Prüfungsmaßstab für die Erkennbarkeit eines Verstoßes gegen das Vergaberecht ist die Erkenntnismöglichkeit eines durchschnittlichen Antragstellers. Erkennbar sind somit Vergaberechtsverstöße, die von einem Durchschnittsbieter bei üblicher Sorgfalt und den üblichen Kenntnissen erkannt werden (OLG Celle, Beschluss vom 27. Februar 2020 - 13 Verg 5/19 -, juris Rn. 54).

Die der Antragstellerin bis zum Ablauf der Bewerbungsfrist vorliegenden Vergabeunterlagen - insbesondere eine Leistungsbeschreibung mit Angaben u. a. zum Bedienungsgebiet und zu den Bedienungszeiten sowie der sog.
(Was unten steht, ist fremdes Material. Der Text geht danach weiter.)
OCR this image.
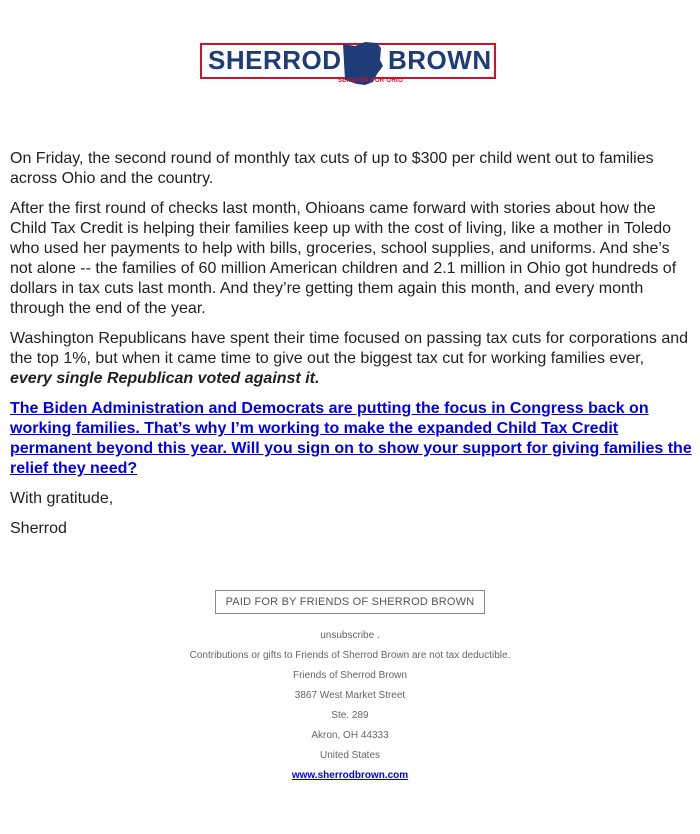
SHERROD BROWN
SENATOR FOR OHIO

On Friday, the second round of monthly tax cuts of up to $300 per child went out to families across Ohio and the country.

After the first round of checks last month, Ohioans came forward with stories about how the Child Tax Credit is helping their families keep up with the cost of living, like a mother in Toledo who used her payments to help with bills, groceries, school supplies, and uniforms. And she’s not alone -- the families of 60 million American children and 2.1 million in Ohio got hundreds of dollars in tax cuts last month. And they’re getting them again this month, and every month through the end of the year.

Washington Republicans have spent their time focused on passing tax cuts for corporations and the top 1%, but when it came time to give out the biggest tax cut for working families ever,
every single Republican voted against it.

The Biden Administration and Democrats are putting the focus in Congress back on working families. That’s why I’m working to make the expanded Child Tax Credit permanent beyond this year. Will you sign on to show your support for giving families the relief they need?

With gratitude,

Sherrod

PAID FOR BY FRIENDS OF SHERROD BROWN
unsubscribe .
Contributions or gifts to Friends of Sherrod Brown are not tax deductible.
Friends of Sherrod Brown
3867 West Market Street
Ste. 289
Akron, OH 44333
United States
www.sherrodbrown.com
ODM-Vertrag mit Stand vom 11. November 2022, welcher in § 15 eine Berechnung der Vergütung durch Monatspauschalen pro vorgehaltenem Fahrzeug vorsieht - reichten für eine Erkennbarkeit des Verstoßes nicht aus. Zwar trifft es zu, dass diese Unterlagen die nach dem Standpunkt der Antragstellerin für eine verlässliche Preiskalkulation erforderlichen Angaben zu den Einsatzstunden pro Fahrzeug und deren Verteilung (Nachtarbeit, Sonntagsarbeit etc.) nicht enthielten, was für die Bieter auch erkennbar war, sofern sie sich bereits in diesem Verfahrensstadium mit den Vergütungsbestimmungen befassten. Die Antragstellerin musste aber nicht davon ausgehen, dass sie diesbezüglich nach einer Aufforderung zur Abgabe eines Angebots keine weitergehenden Informationen erhalten würde. Nach § 15 des in der Bewerbungsphase mitgeteilten Vertragsentwurfs sollte sich die monatliche Vergütung aus der Anzahl der in einem Monat vorgehaltenen Fahrzeuge multipliziert mit der Monatspauschale "lt. Kalkulationsblatt" bestimmen. Die Bieter sollten weitere Unterlagen zur Angebotserstellung, darunter "Kalkulationsblätter" erhalten (Ziffer 20 bzw. Ziffer 21 der Leistungsbeschreibung). Die Kalkulationsblätter lagen in der Bewerbungsphase nicht vor. Ob in ihnen oder in weiteren (geänderten) Vergabeunterlagen nähere kalkulationsrelevante Informationen zur Verfügung gestellt werden würden, war offen. Bevor aber nicht feststand, welche Angaben den Bietern in der Verhandlungsphase zur Verfügung stehen würden, brauchte die Antragstellerin nicht zu rügen.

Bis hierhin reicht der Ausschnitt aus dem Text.